北勢線には、近鉄やJRと接続する西桑名から入るので普通であるが、この日は意表をついて?阿下喜から入る。
実はその前にやはり取材(名目)で三岐鉄道三岐線に立ち寄り、同線伊勢八田駅から阿下喜駅まで、てくてくと歩いてやってきたのであった。
阿下喜駅の駅舎は、記憶以上に小ぢんまりしている。(その駅舎も2006年、建替えられてしまったそうだ)
待合室では、とても上品な感じの年配の女性が、俳句の本を読みながら電車を待っていた。電車が来るまで時間があったので、声をかけてみると、予想どおり穏やかな口調で答えてくれた。

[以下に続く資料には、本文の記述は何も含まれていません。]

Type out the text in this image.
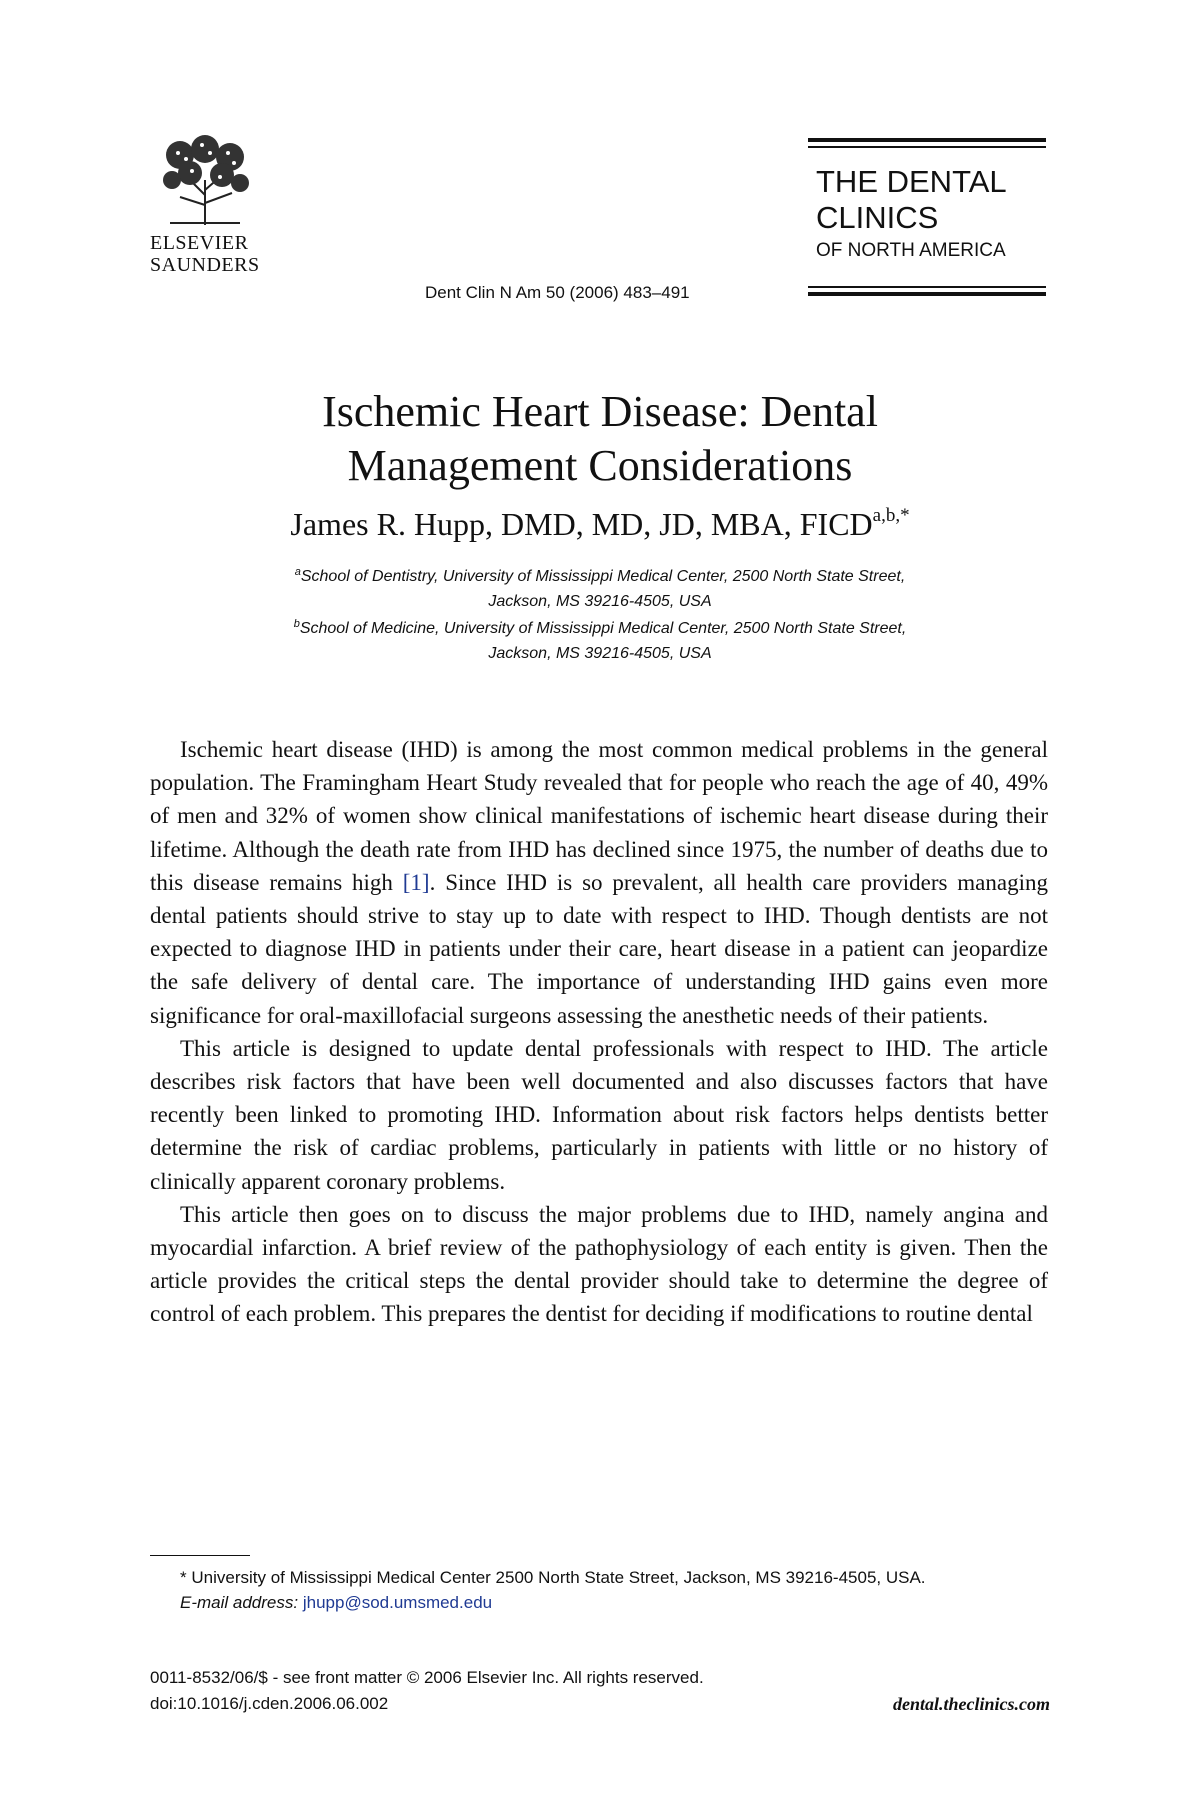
ELSEVIER
SAUNDERS
Dent Clin N Am 50 (2006) 483–491
THE DENTAL
CLINICS
OF NORTH AMERICA
Ischemic Heart Disease: Dental
Management Considerations
James R. Hupp, DMD, MD, JD, MBA, $FICD^{a,b,*}$
$^a$School of Dentistry, University of Mississippi Medical Center, 2500 North State Street,
Jackson, MS 39216-4505, USA
$^b$School of Medicine, University of Mississippi Medical Center, 2500 North State Street,
Jackson, MS 39216-4505, USA

Ischemic heart disease (IHD) is among the most common medical problems in the general population. The Framingham Heart Study revealed that for people who reach the age of 40, 49% of men and 32% of women show clinical manifestations of ischemic heart disease during their lifetime. Although the death rate from IHD has declined since 1975, the number of deaths due to this disease remains high [1]. Since IHD is so prevalent, all health care providers managing dental patients should strive to stay up to date with respect to IHD. Though dentists are not expected to diagnose IHD in patients under their care, heart disease in a patient can jeopardize the safe delivery of dental care. The importance of understanding IHD gains even more significance for oral-maxillofacial surgeons assessing the anesthetic needs of their patients.

This article is designed to update dental professionals with respect to IHD. The article describes risk factors that have been well documented and also discusses factors that have recently been linked to promoting IHD. Information about risk factors helps dentists better determine the risk of cardiac problems, particularly in patients with little or no history of clinically apparent coronary problems.

This article then goes on to discuss the major problems due to IHD, namely angina and myocardial infarction. A brief review of the pathophysiology of each entity is given. Then the article provides the critical steps the dental provider should take to determine the degree of control of each problem. This prepares the dentist for deciding if modifications to routine dental

* University of Mississippi Medical Center 2500 North State Street, Jackson, MS 39216-4505, USA.

E-mail address: jhupp@sod.umsmed.edu

0011-8532/06/$ - see front matter © 2006 Elsevier Inc. All rights reserved.
doi:10.1016/j.cden.2006.06.002	dental.theclinics.com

その女性は、楚原から阿下喜まで通院に使っているそうで、やはり三岐鉄道として残ってよかったと安心した様子であった。ただ、阿下喜まで来る電車が少ないので本数が増えればいいのですが、とのこと。確かに1時間に1本程度しかないのは少々使いにくい。
そんな声が届いたのか、三岐鉄道が引き継いだ当時、1日18本だった阿下喜発着の列車が、今は30本に増便されている。三岐鉄道になってからは、そのほかにもパーク&ライドなど、利便性向上の手を打っており、その甲斐あって利用者の減少にも歯止めがかかったようだ。
さて、阿下喜駅からの沿線の様子を5年前のノートのメモから拾ってみよう。
電車は員弁川沿いを走るのであるが、意外に沿線の木々が大きく、まるで森の中を走るような風情だ。27年前に来たときもそうだったのか、思い出せない。森で車内が暗くなったので、六石駅(現在は廃止)で車掌が車内灯を点けたほどである。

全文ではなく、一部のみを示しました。